Dass Frauen auf so einen frauenfeindlichen Mackerscheiß keine Lust haben, ist einleuchtend.

Es ist kaum verwunderlich, dass diese Dominanzkultur nicht einmal selten in offenen Sexismus umschlägt. Ein Blick auf MTV/Viva reicht um das mitzubekommen: Der coole und absolut souveräne Mann trägt seine Texte vor. Dazu gibt es "schmückendes Beiwerk" in Form meist tanzender, halbnackter Frauen, über die der Mann verfügen kann. Der Anspruch selbst
denkende Wesen zu sein wird den im Video präsentierten Frauen abgesprochen, sie werden zu Waren, zur Aneignung durch den Mann geschaffen.
Die Texte der Lieder sind dabei keinen Deut besser, sondern strotzen von sexualisierter Gewalt. Deutlich wird das an Rappern wie beispielsweise Bushido, der sich 2005 in einem Interview mit der Bravo, in dem es um seine bevorstehende Verheiratung mit einer ihm unbekannten Frau aus dem Libanon ging, über den "großen Komplex der deutschen Frauen" ausließ, den nämlich "so krass emanzipiert sein" zu wollen: "Außerdem bin ich der Mann - ich habe eh immer recht!"
Eine klare Trennlinie scheint im Denkmuster der Machos vom Dienst zwischen ihrem eigenen familiären weiblichen Umfeld und allen anderen Frauen zu verlaufen, frei nach dem Motto: "Alles Schlampen, außer Mutti." Und so widerspricht es sich keineswegs, dass ein Sido in seinem Vokabular das Wort "Frauen" restlos durch "Schlampen", "Huren" und "Nutten" ersetzt zu haben scheint, aber dennoch einen Track schreibt, in dem er seine Mutter über alles lobt.
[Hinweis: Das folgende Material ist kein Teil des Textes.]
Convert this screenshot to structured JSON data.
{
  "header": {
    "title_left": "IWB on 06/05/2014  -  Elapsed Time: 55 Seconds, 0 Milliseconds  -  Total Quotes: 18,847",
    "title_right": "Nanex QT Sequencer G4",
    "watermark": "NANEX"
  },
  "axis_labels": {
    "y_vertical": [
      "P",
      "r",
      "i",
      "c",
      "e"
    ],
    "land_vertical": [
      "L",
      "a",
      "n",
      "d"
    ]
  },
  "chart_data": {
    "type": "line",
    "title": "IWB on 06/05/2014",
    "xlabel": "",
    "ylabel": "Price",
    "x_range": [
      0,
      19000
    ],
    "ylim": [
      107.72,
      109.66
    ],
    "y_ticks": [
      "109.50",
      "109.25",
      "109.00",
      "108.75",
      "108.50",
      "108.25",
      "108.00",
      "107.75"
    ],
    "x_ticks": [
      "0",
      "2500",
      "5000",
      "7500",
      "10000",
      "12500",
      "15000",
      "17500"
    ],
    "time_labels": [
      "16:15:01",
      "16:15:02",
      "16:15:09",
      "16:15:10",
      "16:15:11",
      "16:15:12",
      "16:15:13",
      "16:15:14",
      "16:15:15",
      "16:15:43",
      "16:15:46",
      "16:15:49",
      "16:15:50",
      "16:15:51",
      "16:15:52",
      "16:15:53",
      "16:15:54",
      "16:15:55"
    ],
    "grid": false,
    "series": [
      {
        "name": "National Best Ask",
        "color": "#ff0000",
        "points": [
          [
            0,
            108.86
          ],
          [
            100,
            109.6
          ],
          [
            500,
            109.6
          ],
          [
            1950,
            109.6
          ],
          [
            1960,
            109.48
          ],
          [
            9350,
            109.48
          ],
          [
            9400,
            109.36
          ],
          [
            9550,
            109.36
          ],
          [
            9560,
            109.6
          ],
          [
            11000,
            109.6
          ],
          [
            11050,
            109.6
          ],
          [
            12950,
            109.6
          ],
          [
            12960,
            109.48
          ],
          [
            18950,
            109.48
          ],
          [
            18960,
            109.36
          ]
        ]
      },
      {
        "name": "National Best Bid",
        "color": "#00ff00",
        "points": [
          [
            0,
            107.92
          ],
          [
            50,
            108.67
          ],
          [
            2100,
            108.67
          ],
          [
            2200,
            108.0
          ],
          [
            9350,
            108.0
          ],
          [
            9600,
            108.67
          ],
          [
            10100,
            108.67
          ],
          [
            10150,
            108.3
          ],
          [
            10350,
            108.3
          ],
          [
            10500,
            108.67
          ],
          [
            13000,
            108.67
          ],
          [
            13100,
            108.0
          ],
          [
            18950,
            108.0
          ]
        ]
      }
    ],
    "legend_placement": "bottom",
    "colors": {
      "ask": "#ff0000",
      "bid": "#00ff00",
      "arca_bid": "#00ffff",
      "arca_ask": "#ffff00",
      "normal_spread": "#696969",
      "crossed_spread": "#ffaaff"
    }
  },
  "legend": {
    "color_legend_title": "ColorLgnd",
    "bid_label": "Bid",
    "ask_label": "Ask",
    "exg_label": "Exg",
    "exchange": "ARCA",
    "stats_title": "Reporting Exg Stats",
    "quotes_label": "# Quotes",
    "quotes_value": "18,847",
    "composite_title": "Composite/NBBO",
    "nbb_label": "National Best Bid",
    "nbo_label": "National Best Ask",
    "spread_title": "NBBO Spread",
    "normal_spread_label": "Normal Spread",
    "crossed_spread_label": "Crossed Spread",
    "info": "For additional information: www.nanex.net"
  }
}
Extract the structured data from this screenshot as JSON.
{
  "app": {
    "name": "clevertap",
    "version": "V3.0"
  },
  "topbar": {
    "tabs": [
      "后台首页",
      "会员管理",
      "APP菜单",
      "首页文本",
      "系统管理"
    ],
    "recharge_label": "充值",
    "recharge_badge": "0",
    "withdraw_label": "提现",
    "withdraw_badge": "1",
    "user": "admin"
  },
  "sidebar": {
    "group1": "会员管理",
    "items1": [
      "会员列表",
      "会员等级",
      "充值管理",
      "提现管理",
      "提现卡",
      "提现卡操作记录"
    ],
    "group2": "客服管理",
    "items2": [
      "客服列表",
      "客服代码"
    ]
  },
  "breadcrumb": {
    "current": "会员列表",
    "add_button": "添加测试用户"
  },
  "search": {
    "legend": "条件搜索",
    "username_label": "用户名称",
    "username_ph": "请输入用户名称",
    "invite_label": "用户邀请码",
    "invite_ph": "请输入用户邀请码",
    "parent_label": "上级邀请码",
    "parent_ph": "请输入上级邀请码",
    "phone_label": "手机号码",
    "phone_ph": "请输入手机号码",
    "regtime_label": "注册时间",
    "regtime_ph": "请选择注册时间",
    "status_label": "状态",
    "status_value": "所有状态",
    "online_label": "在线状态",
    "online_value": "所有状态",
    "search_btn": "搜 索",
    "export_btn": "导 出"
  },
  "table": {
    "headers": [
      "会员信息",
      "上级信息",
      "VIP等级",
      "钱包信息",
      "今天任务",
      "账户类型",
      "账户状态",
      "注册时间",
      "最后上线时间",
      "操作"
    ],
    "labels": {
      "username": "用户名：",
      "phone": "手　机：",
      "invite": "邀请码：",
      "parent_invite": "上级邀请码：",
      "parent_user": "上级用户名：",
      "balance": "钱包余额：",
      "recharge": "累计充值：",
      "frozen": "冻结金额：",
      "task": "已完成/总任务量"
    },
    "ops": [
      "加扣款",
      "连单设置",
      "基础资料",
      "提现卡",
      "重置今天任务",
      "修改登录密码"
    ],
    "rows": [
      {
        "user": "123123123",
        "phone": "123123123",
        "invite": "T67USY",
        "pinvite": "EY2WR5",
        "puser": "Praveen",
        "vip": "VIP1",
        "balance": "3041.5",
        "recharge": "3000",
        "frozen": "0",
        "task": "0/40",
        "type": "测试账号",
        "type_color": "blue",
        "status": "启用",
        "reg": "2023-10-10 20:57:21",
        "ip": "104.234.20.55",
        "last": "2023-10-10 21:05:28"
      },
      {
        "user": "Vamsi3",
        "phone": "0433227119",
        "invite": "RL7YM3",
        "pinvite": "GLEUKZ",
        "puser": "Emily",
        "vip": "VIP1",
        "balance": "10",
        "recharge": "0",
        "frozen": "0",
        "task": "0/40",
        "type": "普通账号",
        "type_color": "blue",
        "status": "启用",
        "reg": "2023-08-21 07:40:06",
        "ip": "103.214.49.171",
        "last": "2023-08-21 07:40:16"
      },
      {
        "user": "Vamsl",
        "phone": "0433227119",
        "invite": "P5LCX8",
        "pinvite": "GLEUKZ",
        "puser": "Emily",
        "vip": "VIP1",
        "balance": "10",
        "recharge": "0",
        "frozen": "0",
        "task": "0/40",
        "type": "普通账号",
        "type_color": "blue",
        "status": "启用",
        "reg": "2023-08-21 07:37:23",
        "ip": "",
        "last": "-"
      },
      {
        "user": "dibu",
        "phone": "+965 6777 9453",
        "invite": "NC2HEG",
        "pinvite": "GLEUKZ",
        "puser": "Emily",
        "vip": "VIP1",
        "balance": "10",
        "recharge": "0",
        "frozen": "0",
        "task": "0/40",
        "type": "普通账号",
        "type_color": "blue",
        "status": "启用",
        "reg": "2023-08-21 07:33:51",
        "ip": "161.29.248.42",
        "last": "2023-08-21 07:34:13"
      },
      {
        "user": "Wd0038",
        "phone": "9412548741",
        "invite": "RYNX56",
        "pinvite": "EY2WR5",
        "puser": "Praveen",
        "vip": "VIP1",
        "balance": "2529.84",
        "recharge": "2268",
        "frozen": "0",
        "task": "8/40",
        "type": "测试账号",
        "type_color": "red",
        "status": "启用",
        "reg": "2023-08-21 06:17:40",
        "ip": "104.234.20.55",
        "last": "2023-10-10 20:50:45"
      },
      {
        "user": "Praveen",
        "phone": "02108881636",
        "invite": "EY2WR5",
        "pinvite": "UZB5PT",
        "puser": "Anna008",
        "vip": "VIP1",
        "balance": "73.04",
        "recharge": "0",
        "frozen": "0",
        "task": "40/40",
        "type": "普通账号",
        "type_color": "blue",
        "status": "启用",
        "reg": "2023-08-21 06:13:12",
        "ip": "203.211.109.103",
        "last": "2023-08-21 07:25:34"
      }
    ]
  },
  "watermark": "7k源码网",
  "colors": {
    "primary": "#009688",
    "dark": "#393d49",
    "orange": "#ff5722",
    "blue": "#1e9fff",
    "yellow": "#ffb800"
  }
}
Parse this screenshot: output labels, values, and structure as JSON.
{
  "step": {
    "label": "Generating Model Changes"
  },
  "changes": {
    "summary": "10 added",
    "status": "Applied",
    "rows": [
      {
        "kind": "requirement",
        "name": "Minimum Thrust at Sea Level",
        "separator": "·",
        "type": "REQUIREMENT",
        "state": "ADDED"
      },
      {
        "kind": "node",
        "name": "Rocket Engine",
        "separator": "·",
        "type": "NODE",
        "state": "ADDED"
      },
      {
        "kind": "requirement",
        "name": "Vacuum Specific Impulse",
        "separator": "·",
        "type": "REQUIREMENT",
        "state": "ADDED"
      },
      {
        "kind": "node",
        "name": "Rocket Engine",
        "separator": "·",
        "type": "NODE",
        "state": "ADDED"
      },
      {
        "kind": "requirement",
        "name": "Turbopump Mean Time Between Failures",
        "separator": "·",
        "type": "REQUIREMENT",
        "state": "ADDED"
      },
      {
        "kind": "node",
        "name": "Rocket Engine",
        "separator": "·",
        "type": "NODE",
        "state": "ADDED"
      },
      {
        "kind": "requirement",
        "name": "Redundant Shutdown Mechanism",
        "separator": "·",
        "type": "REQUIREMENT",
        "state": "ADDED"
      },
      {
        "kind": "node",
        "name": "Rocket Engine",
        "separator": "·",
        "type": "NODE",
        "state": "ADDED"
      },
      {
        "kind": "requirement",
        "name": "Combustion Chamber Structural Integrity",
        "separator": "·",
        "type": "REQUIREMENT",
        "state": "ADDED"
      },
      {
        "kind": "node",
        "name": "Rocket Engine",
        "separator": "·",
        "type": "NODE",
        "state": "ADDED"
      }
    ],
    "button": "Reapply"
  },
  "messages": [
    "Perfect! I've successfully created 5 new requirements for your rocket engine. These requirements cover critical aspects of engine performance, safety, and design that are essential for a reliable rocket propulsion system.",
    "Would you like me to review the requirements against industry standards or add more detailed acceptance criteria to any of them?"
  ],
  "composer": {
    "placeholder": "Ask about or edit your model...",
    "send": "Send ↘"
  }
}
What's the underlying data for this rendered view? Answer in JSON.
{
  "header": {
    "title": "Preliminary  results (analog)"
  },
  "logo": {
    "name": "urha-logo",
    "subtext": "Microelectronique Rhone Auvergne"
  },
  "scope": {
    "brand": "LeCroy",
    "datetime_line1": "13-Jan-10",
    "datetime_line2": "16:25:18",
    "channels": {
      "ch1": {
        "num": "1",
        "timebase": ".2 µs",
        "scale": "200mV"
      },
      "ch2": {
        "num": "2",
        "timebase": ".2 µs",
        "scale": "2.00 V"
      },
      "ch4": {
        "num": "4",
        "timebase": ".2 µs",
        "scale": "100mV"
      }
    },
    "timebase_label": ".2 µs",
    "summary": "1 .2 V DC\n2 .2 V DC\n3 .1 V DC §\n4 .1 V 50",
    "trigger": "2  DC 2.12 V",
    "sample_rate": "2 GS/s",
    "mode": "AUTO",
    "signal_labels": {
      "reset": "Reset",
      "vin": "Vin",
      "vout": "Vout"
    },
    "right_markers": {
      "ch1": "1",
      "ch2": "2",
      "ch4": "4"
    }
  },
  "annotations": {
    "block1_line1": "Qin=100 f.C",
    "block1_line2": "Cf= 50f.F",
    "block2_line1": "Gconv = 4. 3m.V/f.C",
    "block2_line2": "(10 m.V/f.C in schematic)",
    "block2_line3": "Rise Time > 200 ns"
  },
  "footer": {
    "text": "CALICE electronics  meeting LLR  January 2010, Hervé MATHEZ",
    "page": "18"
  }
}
Frauen sind, so die Logik, nicht grundsätzlich Schlampen, sie können sich auch fügen und, vermittelt durch das Instrument der Familie, sich dem Mann restlos zum Untertan machen. Die "Hure" muss sich also dem Mann unterwerfen um in diesem Prozess zur "Mutter" zu werden und damit den Status einer anständigen Frau zu erlangen.
Wirklich dem Trend zuwiderlaufende Tendenzen gibt es im HipHop kaum, und wenn kommen sie meistens von weiblichen MCs. Für eine wirkliche Veränderung müsste dem Sexismus im HipHop der Nährboden entzogen werden und das ist das in der gesamten Gesellschaft zu findende Patriarchat.

Denn letztlich ist auch HipHop nur ein Spiegel der Gesellschaft.